The urge to smoke has been strong these past couple of days, maybe a week or so. I don’t know why. The end of the school year stress? The terrible twos stress? The beautiful weather, where an evening smoke on the back porch chair seems relaxing and familiar?

Fortunately, fighting the urge doesn’t take much effort. I’ve come too far, risked too much, to cave now. It’s just funny that all of a sudden it’s there. And smoking itself isn’t something a nonsmoker would ever imagine someone craving so desperately. It’s an ugly habit, smelly and dirty, nothing redeeming about it. Unless you’ve been addicted. Then you know the lure.

I do other things instead, things I’ve learned to do, as any recovering addict does. I am reminded daily by my dad, in his strange, new, weird and wonderful, family emails about the journey he’s on, that we all are on in our lives. His messages are simple and not new, but always worth remembering.

You never stop quitting your addiction. You never stop moving or changing or learning new ways to live better. And if you think someone else has gotten it right, has finished the learning or the changing, look again. Some people believe that we never get it right in our lifetime, and that’s why we are reborn time and again, to do it better and better and better.

It’s like hiking the Appalachian Trail, maybe. One step follows the one before, but hiking the nearly 2,220 miles of national park takes a little time, a little effort. Almost 5 million footsteps, according to And once you get to the end, maybe you have do it again. Maybe you want to do it again.

But it takes some time. So as it’s been noted before, by those far wiser than I, it is the journey, not the destination, that matters. Because, in the end, all those tiny steps add up to something truly magnificent.

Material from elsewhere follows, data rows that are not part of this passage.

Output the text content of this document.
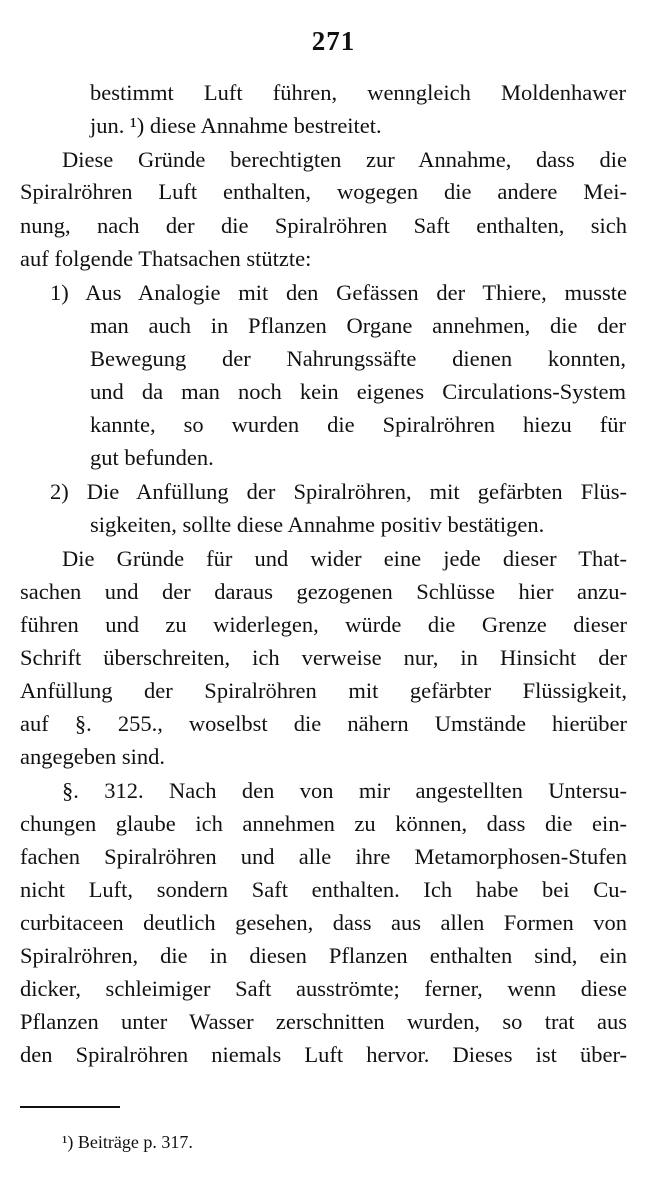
271
bestimmt Luft führen, wenngleich Moldenhawer
jun. ¹) diese Annahme bestreitet.
Diese Gründe berechtigten zur Annahme, dass die
Spiralröhren Luft enthalten, wogegen die andere Mei-
nung, nach der die Spiralröhren Saft enthalten, sich
auf folgende Thatsachen stützte:
1) Aus Analogie mit den Gefässen der Thiere, musste
man auch in Pflanzen Organe annehmen, die der
Bewegung der Nahrungssäfte dienen konnten,
und da man noch kein eigenes Circulations-System
kannte, so wurden die Spiralröhren hiezu für
gut befunden.
2) Die Anfüllung der Spiralröhren, mit gefärbten Flüs-
sigkeiten, sollte diese Annahme positiv bestätigen.
Die Gründe für und wider eine jede dieser That-
sachen und der daraus gezogenen Schlüsse hier anzu-
führen und zu widerlegen, würde die Grenze dieser
Schrift überschreiten, ich verweise nur, in Hinsicht der
Anfüllung der Spiralröhren mit gefärbter Flüssigkeit,
auf §. 255., woselbst die nähern Umstände hierüber
angegeben sind.
§. 312. Nach den von mir angestellten Untersu-
chungen glaube ich annehmen zu können, dass die ein-
fachen Spiralröhren und alle ihre Metamorphosen-Stufen
nicht Luft, sondern Saft enthalten. Ich habe bei Cu-
curbitaceen deutlich gesehen, dass aus allen Formen von
Spiralröhren, die in diesen Pflanzen enthalten sind, ein
dicker, schleimiger Saft ausströmte; ferner, wenn diese
Pflanzen unter Wasser zerschnitten wurden, so trat aus
den Spiralröhren niemals Luft hervor. Dieses ist über-
¹) Beiträge p. 317.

3 thoughts on “Addiction, Recovery and the Appalachian Trail

  1. We are all addictected to something or someone. Addiction is not a bad habit which can be broken, I have been told, in 29 days. Addiction is a disease which may not be cureable but it can be arrested one day, one hour, one minute at a time. Doing so takes lots of self will & courage. By shareing the craving you lighten the burden.

    When you feel this craving sneaking up on you , you may want to say the Sernity Prayer.

    I admire you courage in not somking a day at a time.

  2. i know just what you mean.. hey do you want to hike the trail??? let’s put that on the list too…. oh man, i’d better start getting in better shape!